In [1]:
# https://spacy.io/
# https://spacy.io/usage
# https://spacy.io/models/en
# https://spacy.io/api/doc
# https://spacy.io/api/token
# https://spacy.io/usage/processing-pipelines
# https://spacy.io/usage/spacy-101
#
#  - spaCy is a free, open-source library for advanced industrial-strength Natural Language Processing (NLP) in Python.
#
# - When you call spaCy on a text, spaCy first tokenizes the text (i.e. segments it into words, punctuation and so on) to produce a Doc object. 
#    spaCy uses rules specific to each language for tokenization.
# 
#  - The Doc object is then processed in several different steps (also referred to as the processing pipeline). 
#    The pipeline used by the default models consists of a (pos) tagger, a (dependency) parser and a (named) entity recognizer (ner). 
#    spaCy uses statistical models to predict pos, syntatctic dependencies, and named entities.
#    Each pipeline component returns the processed Doc, which is then passed on to the next component.
#    You can pick and choose the stages you want spaCy to load.
#
# - Here is a list of features and capabilities of spaCy: 
#   https://spacy.io/usage/spacy-101#features
#

In [2]:
##### installation #####

# https://spacy.io/usage
# pip install spacy

# https://spacy.io/models/en
# you can download these general-purpose pretrained models to predict 
# pos tags (tagger), named entities (ner), and syntactic dependencies (parser).
#     note: n_core_web_sm does not include word-vectors, but en_core_web_md and en_core_web_lg do.
# python -m spacy download en_core_web_sm
# python -m spacy download en_core_web_md
# python -m spacy download en_core_web_lg

In [3]:
import spacy

# once you’ve downloaded and installed a model, you can load it via spacy.load(). 
# spacy.load() returns a Language object containing all components and data needed to process text. \
# the Language object is typically called nlp. 
nlp = spacy.load("en_core_web_md") 

In [4]:
# calling the nlp object on a string of text will return a processed Doc object. the Doc object is typically called doc.
# even though a Doc object is processed (for isntance, split into individual words and annotated),
# it still holds all information of the original text.
# once the doc object has been created, we can  use it to access the various spaCy features.
doc = nlp("Hi Emma Watson! How are you?")

In [5]:
# for instance, you can iterate over individual sentences in the document.
for s in doc.sents:
    print (s.text)

Hi Emma Watson!
How are you?


In [6]:
# you can iterate over the named entities in the document (from ner)
# a named entity is a “real-world object” that’s assigned a name – for example, a person, a country, a product or a book title.
for e in doc.ents:
    print (e.text, e.label_, spacy.explain(e.label_))

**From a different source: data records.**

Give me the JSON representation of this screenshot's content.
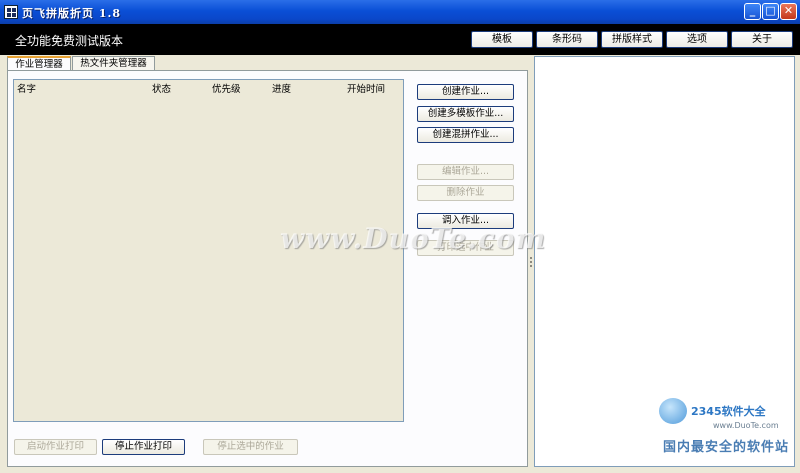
{
  "window": {
    "title": "页飞拼版折页 1.8",
    "controls": [
      "_",
      "□",
      "✕"
    ]
  },
  "header": {
    "edition": "全功能免费测试版本",
    "buttons": [
      "模板",
      "条形码",
      "拼版样式",
      "选项",
      "关于"
    ]
  },
  "tabs": [
    "作业管理器",
    "热文件夹管理器"
  ],
  "joblist": {
    "columns": [
      "名字",
      "状态",
      "优先级",
      "进度",
      "开始时间"
    ],
    "rows": []
  },
  "actions": {
    "create_job": "创建作业...",
    "create_multi_template": "创建多模板作业...",
    "create_mixed": "创建混拼作业...",
    "edit_job": "编辑作业...",
    "delete_job": "删除作业",
    "import_job": "调入作业...",
    "print_selected": "打印选中作业"
  },
  "bottom": {
    "start_print": "启动作业打印",
    "stop_print": "停止作业打印",
    "stop_selected": "停止选中的作业"
  },
  "watermark": "www.DuoTe.com",
  "corner_logo": {
    "name": "2345软件大全",
    "url": "www.DuoTe.com",
    "slogan": "国内最安全的软件站"
  }
}
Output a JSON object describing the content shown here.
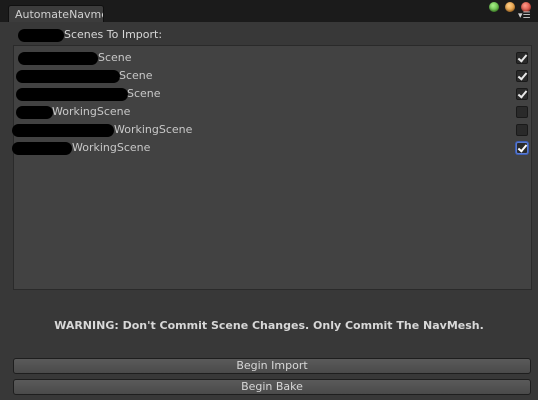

# you can visualize the named entities 
spacy.displacy.render(doc, style='ent',jupyter=True)

Emma Watson PERSON People, including fictional


In [7]:
# you can also visualize the dependencies (from parser)
spacy.displacy.render(doc, style="dep", jupyter= True)

In [8]:
# you can iterate over the base noun chunks in the document.
# noun chunks are “base noun phrases”  - a noun plus the words describing the noun.
# for instance, “the lavish green grass” or “the world’s largest tech fund”.
for c in doc.noun_chunks:
    print (c.text)

Hi Emma Watson
you


In [9]:
# you can iterate over the linguisitic annotations associated with tokens in the document (from tagger)
# https://spacy.io/api/annotation
# https://spacy.io/api/token#attributes
doc = nlp("Hi Emma Watson! How are you?")
for token in doc:
    print (token.i,                 # index of the token within the parent document
           token,
           token.text,               # verbatim text
           token.ent_type_,     # named entity type
           spacy.explain(token.ent_type_),
           token.lemma_,        # base form of the token, with no inflectional suffixes
           token.pos_,             # coarse-grained part-of-speech
            spacy.explain(token.pos_),
           token.tag_,             # fine-grained part-of-speech
            spacy.explain(token.tag_),
           token.dep_,            # syntactic dependency relation
           token.like_url,        # does the token resemble a URL
           token.like_num,     # does the token represent a number? e.g. “10.9”, “10”, “ten”, etc
           token.like_email,    # does the token resemble an email address
           token.is_stop,         # is the token part of a “stop list”
          token.is_alpha,
          token.is_ascii,
          token.is_digit,
          token.is_lower,
          token.is_upper,
          token.is_title,
          token.is_punct,
          token.is_space,
          token.is_currency
          )

0 Hi Hi  None hi INTJ interjection UH interjection compound False False False False True True False False False True False False False
1 Emma Emma PERSON People, including fictional Emma PROPN proper noun NNP noun, proper singular compound False False False False True True False False False True False False False
2 Watson Watson PERSON People, including fictional Watson PROPN proper noun NNP noun, proper singular ROOT False False False False True True False False False True False False False
3 ! !  None ! PUNCT punctuation . punctuation mark, sentence closer punct False False False False False True False False False False True False False
4 How How  None how ADV adverb WRB wh-adverb advmod False False False True True True False False False True False False False
5 are are  None be AUX auxiliary VBP verb, non-3rd person singular present ROOT False False False True True True False True False False False False False
6 you you  None -PRON- PRON pronoun PRP pronoun, personal nsubj False Fal

In [10]:
# you can make semantic similarity estimates based on word vectors.
# the default estimate is cosine similarity, using an average of word vectors for the document.
# it returns a scalar similarity score (higher is more similar).
doc1 = nlp("I like oranges that are sweet.")
# print (doc1.vector) # doc vector is average of token vectors
doc2 = nlp("I like apples that are sour.")
# print (doc2.vector) # doc vector is average of token vectors
doc1.similarity(doc2)

0.9621542455456396

In [11]:
# processing large corpuses with nlp.pipe

# let's say you had a very large corpus of text
# illustrated with a very small corpus below :)
data = ["Amy is going to class now.",
          "Matt is having lunch."]

# first, you'll only want to apply the pipeline components you need:
# getting predictions from the model that you don’t actually need adds up and becomes very inefficient at scale. 
# to prevent this, use the disable keyword argument to disable components you don’t need.
nlp = spacy.load("en_core_web_sm", disable=['parser', 'ner'])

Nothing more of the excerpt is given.